Expertise: International relations, political events in the former Soviet Union
Arnold Beichman passed away on February 17, 2010. He was a political scientist, writer, and former journalist. Biechman was a visiting scholar and research fellow at the Hoover Institution since 1982.
Bio as of January 2010:
He is an expert in international relations and American politics. He is currently researching political events in the former Soviet Union as well as developing a biography of former vice president Henry A. Wallace. Beichman is the author of five books: The Other State Department, Herman Wouk: The Novelist as Social Historian, Yuri Andropov: New Challenge to the West (coauthored), Nine Lies about America, with a foreword by Tom Wolfe, and The Long Pretense: Soviet Treaty Diplomacy, 1917–1990, with a foreword by William F. Buckley. Nine Lies about America was republished in 1995 with a new introduction under the title Anti-American Myths: Their Causes and Consequences (Transaction, 1995). His latest book is CNN's Cold War Documentary: Issues and Controversy (Hoover Press, 1999). His updated biography of novelist Herman Wouk was reissued in August 2004.
He is a regular columnist for the Washington Times, and his articles are published in numerous newspapers across the United States and Canada. Beichman has been a member of the editorial advisory board of the Washington Times since 1984.
He also has written for numerous academic journals and popular publications. His articles have appeared in the New York Times Magazine and Book Review, the Wall Street Journal, the Christian Science Monitor, the London Daily Telegraph, Commentary, Encounter, the Weekly Standard, Humanitas, the National Review, the AFL-CIO News, American Spectator, and the Los Angeles Times. He also has been a guest on many television and radio shows, including the PBS program Firing Line.
In 2001, Beichman's efforts to have the work of President Ronald Reagan and those who contributed to the fall of the Berlin Wall on November 9, 1989, recognized were rewarded when President George W. Bush proclaimed November 9, 2001 World Freedom Day.
A founding member of the Consortium for the Study of Intelligence in Washington, D.C., he is also a former vice president and trustee of the Philadelphia Society.
Before his career as an academician, he was a labor editor, a journalist at the United Nations, and a foreign correspondent.
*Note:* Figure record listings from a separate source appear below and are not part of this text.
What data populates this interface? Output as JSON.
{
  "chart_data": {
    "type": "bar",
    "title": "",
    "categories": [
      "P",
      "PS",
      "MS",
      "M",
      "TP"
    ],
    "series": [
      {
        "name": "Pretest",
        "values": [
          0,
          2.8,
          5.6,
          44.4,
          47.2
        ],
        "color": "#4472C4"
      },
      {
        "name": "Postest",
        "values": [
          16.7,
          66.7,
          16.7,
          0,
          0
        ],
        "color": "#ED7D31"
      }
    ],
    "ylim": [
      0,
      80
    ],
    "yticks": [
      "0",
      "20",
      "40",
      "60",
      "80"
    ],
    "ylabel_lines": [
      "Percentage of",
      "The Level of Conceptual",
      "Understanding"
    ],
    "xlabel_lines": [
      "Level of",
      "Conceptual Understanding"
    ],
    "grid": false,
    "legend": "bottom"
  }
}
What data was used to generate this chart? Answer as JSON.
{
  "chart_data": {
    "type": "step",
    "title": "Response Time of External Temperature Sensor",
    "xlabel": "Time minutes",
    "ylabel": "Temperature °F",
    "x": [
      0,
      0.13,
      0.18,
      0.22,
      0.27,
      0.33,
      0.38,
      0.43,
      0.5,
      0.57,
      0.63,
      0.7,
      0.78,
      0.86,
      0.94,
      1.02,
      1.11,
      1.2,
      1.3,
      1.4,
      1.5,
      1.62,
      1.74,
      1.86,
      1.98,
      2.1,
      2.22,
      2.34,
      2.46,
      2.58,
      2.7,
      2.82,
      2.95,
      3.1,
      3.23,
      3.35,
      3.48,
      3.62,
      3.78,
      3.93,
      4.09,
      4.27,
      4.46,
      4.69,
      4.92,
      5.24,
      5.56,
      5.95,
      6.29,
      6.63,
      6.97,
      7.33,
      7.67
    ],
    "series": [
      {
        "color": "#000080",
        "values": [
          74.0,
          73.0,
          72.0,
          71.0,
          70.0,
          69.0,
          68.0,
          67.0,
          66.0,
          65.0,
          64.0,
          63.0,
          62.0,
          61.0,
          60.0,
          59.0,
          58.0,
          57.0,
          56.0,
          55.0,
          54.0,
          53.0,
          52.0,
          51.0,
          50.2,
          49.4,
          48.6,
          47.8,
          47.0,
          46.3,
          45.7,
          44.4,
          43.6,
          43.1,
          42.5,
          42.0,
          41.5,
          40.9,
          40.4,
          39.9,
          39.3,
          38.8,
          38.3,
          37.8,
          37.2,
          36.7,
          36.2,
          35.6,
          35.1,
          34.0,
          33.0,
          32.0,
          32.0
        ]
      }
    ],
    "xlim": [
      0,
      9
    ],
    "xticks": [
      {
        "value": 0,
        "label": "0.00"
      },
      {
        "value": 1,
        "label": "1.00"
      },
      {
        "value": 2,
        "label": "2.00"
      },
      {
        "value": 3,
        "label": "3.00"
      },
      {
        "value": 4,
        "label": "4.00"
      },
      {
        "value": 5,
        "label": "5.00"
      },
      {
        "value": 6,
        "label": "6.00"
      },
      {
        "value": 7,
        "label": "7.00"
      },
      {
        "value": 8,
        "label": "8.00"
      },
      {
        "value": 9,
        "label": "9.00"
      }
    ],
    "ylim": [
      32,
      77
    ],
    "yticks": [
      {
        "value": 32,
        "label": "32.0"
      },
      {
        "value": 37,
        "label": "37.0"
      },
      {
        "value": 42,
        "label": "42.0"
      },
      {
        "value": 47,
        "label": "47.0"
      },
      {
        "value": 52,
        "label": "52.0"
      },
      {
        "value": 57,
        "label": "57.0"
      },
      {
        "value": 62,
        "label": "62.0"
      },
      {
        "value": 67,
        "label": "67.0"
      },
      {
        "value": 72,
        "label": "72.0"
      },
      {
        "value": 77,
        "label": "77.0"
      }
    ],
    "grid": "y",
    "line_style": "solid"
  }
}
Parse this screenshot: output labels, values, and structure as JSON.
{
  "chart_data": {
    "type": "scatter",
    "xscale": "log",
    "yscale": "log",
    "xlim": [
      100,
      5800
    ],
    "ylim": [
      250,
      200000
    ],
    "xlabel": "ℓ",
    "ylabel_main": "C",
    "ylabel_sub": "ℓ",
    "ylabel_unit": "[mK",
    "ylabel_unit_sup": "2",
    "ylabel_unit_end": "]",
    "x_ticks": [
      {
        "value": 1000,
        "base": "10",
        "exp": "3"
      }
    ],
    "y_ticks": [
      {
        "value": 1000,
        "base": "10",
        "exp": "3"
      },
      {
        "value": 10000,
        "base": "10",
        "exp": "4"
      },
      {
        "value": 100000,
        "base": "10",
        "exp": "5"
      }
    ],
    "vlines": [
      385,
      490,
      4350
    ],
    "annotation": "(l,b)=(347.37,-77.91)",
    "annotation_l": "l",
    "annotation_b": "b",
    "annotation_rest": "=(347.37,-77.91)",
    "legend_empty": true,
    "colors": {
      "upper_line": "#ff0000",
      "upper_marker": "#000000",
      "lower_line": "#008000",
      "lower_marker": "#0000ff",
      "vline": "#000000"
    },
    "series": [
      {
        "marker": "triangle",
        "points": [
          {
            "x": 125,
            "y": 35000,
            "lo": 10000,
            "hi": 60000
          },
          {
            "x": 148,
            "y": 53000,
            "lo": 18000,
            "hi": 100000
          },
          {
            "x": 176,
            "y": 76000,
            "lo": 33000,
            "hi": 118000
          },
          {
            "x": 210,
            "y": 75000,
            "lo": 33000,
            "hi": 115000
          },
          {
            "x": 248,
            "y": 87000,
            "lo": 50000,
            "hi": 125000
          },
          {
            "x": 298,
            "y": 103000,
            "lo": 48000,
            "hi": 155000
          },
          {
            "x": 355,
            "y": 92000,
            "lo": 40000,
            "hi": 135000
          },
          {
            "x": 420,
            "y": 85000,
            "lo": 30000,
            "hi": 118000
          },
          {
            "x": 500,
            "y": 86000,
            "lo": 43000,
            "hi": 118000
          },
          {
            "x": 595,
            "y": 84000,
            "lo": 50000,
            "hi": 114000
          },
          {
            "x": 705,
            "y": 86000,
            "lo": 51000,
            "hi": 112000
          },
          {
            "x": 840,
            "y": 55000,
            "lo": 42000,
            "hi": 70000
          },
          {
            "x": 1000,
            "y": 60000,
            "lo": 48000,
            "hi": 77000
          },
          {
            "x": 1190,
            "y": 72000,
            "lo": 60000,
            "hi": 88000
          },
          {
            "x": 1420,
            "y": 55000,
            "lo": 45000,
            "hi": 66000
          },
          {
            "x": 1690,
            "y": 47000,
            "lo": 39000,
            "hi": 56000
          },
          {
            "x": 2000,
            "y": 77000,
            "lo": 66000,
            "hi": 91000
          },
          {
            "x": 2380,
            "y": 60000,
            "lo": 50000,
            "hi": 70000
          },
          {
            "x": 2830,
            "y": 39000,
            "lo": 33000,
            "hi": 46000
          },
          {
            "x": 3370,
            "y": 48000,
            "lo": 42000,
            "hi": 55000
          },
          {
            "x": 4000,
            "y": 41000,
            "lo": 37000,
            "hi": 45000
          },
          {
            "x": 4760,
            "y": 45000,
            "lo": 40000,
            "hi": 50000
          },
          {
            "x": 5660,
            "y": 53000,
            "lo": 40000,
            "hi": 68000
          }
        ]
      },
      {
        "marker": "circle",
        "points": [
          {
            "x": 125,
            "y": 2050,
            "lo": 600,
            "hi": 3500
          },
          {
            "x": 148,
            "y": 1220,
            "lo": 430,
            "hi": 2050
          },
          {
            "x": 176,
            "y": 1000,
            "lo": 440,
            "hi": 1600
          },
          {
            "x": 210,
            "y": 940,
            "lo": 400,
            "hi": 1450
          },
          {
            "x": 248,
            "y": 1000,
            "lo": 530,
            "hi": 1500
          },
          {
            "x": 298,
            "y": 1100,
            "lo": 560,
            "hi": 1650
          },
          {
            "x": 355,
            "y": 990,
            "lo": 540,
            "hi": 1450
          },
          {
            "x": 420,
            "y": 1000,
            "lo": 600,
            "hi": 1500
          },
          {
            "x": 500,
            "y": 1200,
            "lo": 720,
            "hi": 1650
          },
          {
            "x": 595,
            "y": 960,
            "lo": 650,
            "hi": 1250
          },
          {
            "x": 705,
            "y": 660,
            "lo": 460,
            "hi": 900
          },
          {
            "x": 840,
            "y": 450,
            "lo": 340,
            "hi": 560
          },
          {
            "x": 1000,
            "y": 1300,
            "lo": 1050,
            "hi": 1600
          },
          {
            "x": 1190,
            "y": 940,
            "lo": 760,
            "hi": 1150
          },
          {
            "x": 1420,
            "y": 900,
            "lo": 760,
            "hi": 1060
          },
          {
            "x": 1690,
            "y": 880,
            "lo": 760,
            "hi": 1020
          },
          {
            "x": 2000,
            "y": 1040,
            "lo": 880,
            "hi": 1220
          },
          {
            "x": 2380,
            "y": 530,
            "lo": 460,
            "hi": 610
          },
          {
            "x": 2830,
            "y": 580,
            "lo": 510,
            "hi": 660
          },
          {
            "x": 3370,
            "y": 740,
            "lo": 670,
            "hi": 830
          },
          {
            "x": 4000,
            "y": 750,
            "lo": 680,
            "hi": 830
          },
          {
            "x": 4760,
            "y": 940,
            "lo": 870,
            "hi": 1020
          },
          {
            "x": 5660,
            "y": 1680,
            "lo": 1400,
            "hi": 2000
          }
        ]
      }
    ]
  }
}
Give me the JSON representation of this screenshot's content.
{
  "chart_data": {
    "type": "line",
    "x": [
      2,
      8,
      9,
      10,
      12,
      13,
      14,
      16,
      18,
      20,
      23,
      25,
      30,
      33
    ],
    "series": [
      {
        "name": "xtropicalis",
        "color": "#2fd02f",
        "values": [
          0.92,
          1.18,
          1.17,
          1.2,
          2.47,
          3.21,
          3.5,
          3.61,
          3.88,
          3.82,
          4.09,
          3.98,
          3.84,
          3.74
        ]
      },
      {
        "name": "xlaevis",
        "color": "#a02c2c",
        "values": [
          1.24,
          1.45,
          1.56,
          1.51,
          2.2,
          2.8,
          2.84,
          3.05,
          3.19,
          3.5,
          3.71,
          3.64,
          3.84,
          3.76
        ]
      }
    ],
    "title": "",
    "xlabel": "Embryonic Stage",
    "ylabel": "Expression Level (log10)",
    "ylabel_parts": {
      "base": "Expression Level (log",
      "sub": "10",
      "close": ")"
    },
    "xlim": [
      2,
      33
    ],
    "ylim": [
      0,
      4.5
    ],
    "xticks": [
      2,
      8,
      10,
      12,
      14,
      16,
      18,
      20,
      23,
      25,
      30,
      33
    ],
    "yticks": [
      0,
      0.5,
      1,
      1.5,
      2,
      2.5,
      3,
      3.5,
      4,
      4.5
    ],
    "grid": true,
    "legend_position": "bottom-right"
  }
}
As a reporter, he covered such events as the Algerian rebellion, the uprising in the Belgian Congo, the war in Vietnam, the Nigerian civil war, and the war in Yemen.
Beichman taught at the University of Massachusetts, the University of British Columbia, the University of Calgary, and, as an adjunct professor, Georgetown University.
Beichman received his bachelor's, master's, and doctorate degrees in political science from Columbia University.